One Hollywood strategy for creating and pleasing a mass audience included designing films so that audiences could interpret movies in different ways. This is clearest in the carefully regulated portrayal of sexual behavior during the period of Hollywood's dominance (1917-1960). An adult or sexually aware audience member may decide that Ingrid Bergman and Humphrey Bogart have sex when Casablanca cuts from their passionate kiss to a brief image of the control tower beacon at the nearby airport. But a child or a socially conservative viewer may assume nothing happened. Most important, the studio could deny to a censor that any sexual activity took place. The Production Code Administration (an industry-created "watchdog" committee charged with locating scenes that might be considered objectionable and proposing ways to modify them) often suggested such ambiguous scenes to film producers to avoid problems with state or local censorship boards.
Ambiguous scenes provide rich material for studying social history, but they require complex interpretation and investigation. Such investigation requires moving beyond the evidence on the screen (whether movie theater, video, or computer monitor) to ask how reviewers, censors, and fans understood films. Likewise historians need to investigate the actual process of filmmaking and the variety of viewpoints involved in production. Hollywood studio archives are filled with discussions of what material should be cut from scripts, what might be offensive to different audiences, how to soften images of sexuality or violence, or how to blur political references. Every Hollywood film involved compromises between divergent viewpoints, often aimed at creating room for multiple interpretations.

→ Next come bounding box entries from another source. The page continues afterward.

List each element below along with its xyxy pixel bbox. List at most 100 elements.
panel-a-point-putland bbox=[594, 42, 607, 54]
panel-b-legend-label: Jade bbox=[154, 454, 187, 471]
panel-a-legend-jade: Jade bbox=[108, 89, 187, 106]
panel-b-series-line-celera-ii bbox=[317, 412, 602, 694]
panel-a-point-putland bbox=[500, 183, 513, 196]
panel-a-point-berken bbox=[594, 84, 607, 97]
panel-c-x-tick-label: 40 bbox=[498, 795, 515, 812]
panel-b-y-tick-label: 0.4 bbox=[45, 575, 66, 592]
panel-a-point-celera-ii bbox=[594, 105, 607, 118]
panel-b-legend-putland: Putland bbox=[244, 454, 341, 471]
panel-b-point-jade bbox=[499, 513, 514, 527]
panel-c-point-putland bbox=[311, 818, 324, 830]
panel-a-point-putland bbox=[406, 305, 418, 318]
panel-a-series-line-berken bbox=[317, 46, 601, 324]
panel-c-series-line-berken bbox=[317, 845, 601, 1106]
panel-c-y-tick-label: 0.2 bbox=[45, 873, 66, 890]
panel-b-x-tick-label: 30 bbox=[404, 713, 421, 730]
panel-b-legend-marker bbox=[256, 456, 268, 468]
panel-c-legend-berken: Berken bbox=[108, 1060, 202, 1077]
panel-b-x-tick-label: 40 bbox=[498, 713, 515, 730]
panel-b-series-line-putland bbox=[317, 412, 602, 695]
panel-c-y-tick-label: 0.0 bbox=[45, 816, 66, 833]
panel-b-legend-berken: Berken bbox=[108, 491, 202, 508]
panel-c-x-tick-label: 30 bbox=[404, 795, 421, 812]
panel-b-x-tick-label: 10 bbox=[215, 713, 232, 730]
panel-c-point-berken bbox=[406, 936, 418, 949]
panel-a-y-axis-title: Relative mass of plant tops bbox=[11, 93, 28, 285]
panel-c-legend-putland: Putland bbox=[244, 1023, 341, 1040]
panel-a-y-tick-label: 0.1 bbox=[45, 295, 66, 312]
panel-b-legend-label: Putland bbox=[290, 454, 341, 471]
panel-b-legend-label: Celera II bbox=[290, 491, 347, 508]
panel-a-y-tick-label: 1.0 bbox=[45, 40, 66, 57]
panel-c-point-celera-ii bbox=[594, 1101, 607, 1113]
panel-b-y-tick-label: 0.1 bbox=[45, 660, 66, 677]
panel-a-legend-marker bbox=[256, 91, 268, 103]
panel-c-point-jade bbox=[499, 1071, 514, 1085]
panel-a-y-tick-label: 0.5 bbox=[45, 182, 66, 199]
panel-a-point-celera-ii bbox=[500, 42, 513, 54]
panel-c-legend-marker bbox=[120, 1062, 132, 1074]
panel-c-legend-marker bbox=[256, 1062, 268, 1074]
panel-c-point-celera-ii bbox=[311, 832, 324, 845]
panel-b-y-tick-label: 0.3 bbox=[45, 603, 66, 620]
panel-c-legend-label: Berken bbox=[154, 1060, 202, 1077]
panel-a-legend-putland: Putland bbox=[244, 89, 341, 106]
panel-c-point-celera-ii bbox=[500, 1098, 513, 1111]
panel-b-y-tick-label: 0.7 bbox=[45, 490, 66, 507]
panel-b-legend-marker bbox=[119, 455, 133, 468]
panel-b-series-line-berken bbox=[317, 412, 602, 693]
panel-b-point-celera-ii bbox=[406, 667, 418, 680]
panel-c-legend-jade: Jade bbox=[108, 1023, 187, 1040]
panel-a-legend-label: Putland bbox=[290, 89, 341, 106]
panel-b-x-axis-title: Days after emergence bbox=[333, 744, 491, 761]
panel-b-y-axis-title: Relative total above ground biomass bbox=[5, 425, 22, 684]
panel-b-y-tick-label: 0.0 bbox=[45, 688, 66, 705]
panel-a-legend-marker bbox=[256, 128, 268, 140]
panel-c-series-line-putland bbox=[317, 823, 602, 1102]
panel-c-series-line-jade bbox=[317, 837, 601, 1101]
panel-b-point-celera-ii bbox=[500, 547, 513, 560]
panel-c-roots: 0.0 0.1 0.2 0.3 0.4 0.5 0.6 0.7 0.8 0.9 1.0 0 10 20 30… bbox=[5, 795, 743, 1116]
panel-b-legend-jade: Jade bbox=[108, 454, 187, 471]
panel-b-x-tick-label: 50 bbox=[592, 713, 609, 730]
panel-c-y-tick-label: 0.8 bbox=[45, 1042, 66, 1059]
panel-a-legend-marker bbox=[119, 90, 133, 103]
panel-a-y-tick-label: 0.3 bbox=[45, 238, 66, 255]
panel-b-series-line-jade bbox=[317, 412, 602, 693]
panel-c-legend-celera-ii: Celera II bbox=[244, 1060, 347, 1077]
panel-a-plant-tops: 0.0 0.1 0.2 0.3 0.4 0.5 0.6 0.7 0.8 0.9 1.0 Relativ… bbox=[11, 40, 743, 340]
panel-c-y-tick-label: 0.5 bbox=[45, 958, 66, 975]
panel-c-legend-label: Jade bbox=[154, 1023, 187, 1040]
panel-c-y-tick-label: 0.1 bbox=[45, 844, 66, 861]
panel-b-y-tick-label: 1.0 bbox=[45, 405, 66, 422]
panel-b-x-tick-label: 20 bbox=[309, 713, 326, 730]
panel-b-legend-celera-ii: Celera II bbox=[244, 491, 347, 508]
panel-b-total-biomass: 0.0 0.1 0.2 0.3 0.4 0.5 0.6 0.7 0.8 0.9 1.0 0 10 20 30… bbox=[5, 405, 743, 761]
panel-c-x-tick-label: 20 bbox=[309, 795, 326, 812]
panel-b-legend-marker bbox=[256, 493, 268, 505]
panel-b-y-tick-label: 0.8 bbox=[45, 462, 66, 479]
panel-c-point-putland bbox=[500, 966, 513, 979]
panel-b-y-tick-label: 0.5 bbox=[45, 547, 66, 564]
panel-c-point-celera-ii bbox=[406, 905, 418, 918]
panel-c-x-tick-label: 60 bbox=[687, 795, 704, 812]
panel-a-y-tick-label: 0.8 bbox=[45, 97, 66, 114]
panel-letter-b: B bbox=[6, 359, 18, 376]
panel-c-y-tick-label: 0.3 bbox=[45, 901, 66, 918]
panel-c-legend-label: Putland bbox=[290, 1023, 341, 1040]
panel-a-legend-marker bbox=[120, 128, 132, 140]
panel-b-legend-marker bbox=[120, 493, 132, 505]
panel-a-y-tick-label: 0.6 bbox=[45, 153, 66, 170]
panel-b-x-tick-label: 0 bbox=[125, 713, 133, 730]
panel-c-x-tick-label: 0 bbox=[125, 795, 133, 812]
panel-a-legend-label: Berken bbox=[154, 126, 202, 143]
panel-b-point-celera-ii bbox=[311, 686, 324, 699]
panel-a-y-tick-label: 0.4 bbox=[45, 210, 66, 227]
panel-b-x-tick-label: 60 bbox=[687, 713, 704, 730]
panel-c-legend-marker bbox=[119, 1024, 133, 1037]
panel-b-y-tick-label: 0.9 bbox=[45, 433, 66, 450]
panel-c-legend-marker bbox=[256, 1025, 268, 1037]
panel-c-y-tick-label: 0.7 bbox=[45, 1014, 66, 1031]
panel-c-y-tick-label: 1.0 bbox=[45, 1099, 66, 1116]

Thus, a broad range of materials are needed to write a full history of the cinema as part of cultural life. Film production and film-going are social practices and important aspects of twentieth-century life. To understand them we need to investigate technology, economics (including business and industrial organization), advertising, and distribution -- all of which influenced where films were shown and who came to see them. A wide range of documents provide evidence in this quest, including letters, trade journals, movie reviews, contracts, financial information, scripts, and studio memos. In addition, many non-traditional sources are key to writing the social history of the movies. For example, the design of movie theaters or the switch to video rental stores; censorship and pressure group protests; fan magazines and movie-based souvenirs; fashion designs introduced by films; educational matinees for school children; and reactions by specific communities as gathered through oral histories. The actual role films play in people's daily lives, in their sense of themselves and their world, especially for the early part of the century, however are extremely difficult to document. Those vanished audiences will always remain somewhat elusive.